Офицер, ставши гражданином, лишился своей традиционной привилегии: не участвовать в политической жизни народа, не пользоваться избирательными правами. Эта привилегия давала ему возможность и возлагала на него обязанность стоять на страже только основных национальных интересов, не снижаясь до участия в борьбе временных, или частных, или антинациональных интересов. Отсюда проистекала возможность для офицера брать на себя роль арбитра при обострении в стране партийной борьбы, при опасности нарушения основных законов государства или ломки национального единства народа. Политическим партиям мерещился призрак бонапартизма, макмагонизма, и они всеми силами боролись за снижение роли офицерства в государстве. Самым действительным средством в этой борьбе было предоставление офицерству избирательных прав: кто голосует и тем самым втягивается в партийность, тот не может быть надпартийным арбитром. Однако жизнь оказывается сильнее политического фантазирования, и в последние годы во многих землях Франция, Аргентина, Египет, Иордания, Судан, Пакистан, Турция, Индонезия, Сиам, Лаос, Южная Корея и т. д. — офицерство увидало себя вынужденным взять власть в свои руки или своей мощью поддержать власть. И людям, приходящим в отчаяние от всеобщей неустойчивости властей в наше время, перестает казаться недопустимым прекращение «военщиною» партийной распри в народе. В июне 1960 года заседавший в Берлине «Международный Конгресс Культурной Свободы» продебатировал тему «Интеллигенция и военные в современном государстве», причем докладчиками были колумбийский дипломат Г. Арсиньегас, американский профессор социологии М. Бергер, пакистанский высокий комиссар Брохи; была принята резолюция о совместимости власти военных со свободолюбивыми принципами демократии. «Такое властвование, — сказано в резолюции, — должно вести к социальным реформам, народу желательным, к отмене тоталитарных методов и к установлению работоспособной парламентской демократии».
Здесь спорны понятия «демократия», «работоспособный парламент», «тоталитарные методы», «желательные народу социальные реформы», но бесспорно и разумно признание, что бывают случаи, когда военные должны подпереть государство и когда государство вынуждено опереться на военных.

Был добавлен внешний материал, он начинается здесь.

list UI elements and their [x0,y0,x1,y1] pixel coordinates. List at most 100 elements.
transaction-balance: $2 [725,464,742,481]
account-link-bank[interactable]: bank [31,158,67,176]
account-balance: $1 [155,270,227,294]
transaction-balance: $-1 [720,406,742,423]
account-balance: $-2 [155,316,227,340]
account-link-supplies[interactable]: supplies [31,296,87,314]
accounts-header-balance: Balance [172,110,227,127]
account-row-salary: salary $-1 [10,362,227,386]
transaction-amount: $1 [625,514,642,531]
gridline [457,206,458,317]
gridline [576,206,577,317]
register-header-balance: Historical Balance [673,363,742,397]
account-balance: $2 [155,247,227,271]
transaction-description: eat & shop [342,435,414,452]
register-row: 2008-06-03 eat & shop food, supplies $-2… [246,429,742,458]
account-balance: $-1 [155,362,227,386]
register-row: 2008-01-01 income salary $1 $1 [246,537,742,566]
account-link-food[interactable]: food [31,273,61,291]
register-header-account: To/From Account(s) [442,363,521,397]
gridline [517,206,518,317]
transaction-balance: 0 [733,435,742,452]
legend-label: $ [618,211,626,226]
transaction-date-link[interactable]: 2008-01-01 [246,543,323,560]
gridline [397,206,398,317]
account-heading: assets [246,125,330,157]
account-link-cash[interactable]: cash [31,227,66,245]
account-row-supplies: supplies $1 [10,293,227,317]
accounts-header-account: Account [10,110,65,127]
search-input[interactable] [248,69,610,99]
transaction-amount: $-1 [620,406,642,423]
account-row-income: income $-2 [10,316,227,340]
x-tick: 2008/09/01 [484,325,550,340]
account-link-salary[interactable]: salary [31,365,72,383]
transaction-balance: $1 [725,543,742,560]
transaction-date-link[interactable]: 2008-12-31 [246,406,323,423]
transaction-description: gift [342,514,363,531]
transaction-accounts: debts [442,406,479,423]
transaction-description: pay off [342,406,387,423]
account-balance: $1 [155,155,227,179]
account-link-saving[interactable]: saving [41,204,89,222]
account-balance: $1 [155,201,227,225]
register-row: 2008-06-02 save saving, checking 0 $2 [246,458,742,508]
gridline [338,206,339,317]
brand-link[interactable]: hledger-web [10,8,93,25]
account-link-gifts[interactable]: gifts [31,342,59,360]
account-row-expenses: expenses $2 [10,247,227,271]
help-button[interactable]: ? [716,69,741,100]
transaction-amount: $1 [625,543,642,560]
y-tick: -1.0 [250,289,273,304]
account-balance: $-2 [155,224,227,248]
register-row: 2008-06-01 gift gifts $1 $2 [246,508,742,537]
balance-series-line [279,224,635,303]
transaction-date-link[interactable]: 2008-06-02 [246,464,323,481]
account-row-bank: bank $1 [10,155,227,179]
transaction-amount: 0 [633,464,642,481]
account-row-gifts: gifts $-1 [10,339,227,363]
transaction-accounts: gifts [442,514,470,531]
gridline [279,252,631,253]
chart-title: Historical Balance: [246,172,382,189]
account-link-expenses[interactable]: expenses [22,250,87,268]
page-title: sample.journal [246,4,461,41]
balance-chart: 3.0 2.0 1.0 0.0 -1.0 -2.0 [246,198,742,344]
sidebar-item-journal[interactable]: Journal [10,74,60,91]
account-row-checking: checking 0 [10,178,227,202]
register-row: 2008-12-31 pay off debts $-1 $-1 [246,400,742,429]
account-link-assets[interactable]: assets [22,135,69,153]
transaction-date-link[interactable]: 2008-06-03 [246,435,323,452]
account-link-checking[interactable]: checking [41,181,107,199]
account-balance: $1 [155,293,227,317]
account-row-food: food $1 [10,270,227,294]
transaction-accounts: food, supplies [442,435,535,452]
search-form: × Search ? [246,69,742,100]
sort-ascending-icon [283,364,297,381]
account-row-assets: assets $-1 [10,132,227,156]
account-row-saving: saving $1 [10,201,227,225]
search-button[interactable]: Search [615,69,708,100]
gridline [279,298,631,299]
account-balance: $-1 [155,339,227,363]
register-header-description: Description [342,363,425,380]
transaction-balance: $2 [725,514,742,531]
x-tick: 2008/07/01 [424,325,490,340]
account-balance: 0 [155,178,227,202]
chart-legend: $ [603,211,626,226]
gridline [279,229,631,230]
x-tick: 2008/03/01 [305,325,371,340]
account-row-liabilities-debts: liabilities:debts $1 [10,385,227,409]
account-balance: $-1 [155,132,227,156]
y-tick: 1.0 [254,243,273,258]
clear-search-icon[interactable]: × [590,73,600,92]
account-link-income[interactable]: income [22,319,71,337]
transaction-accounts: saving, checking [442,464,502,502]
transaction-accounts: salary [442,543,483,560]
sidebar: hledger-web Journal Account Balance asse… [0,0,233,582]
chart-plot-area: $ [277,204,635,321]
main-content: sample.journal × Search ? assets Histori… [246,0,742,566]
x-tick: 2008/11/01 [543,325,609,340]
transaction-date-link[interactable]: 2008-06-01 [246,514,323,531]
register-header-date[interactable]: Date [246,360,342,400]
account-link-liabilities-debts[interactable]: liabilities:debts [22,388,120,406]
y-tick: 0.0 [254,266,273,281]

Известна фраза Кавура: «Штыки кое для чего годятся, но только не для сидения на них». Но Кавур глубоко заблуждался, думая, что власть, нашедшая опору в войске, сидит на штыках, — нет, она стоит на моральном основании, на верности офицерства государственной идее. Офицер, перестав быть обособленным существом, приблизившись к иным группам граждан, даже (есть и такие государства) ставши гражданином-военным-специалистом, остается гражданином образцовым в смысле сознания своего долга перед государством и только перед государством, но не перед какой-либо социальной, партийной, племенной и т. д. частью его. Как бы демократична ни была структура государства и общества в нем, как бы современно и демократично ни было его офицерство, оно остается наиболее ярким, по сравнению с иными группами, выражением государственного мышления и служения.
Этическая база офицерского духа. На пушках Фридриха Великого стояли слова «Ultima ratio regis» — последний довод королей в международных спорах. Последним доводом государственной идеи бывали и будут офицеры. Но не преторианцы, по своему буйному хотению низвергающие и возносящие правителей, не авантюристы, пытающиеся во главе одного полка или только батальона совершить переворот в свою пользу, не офицеры-политиканы, ставящие себя в распоряжение партии, рвущейся к власти. Только такие офицеры имеют право в революционной обстановке нынешнего времени вступиться за державу, которые исполнены державного сознания и рыцарской этики.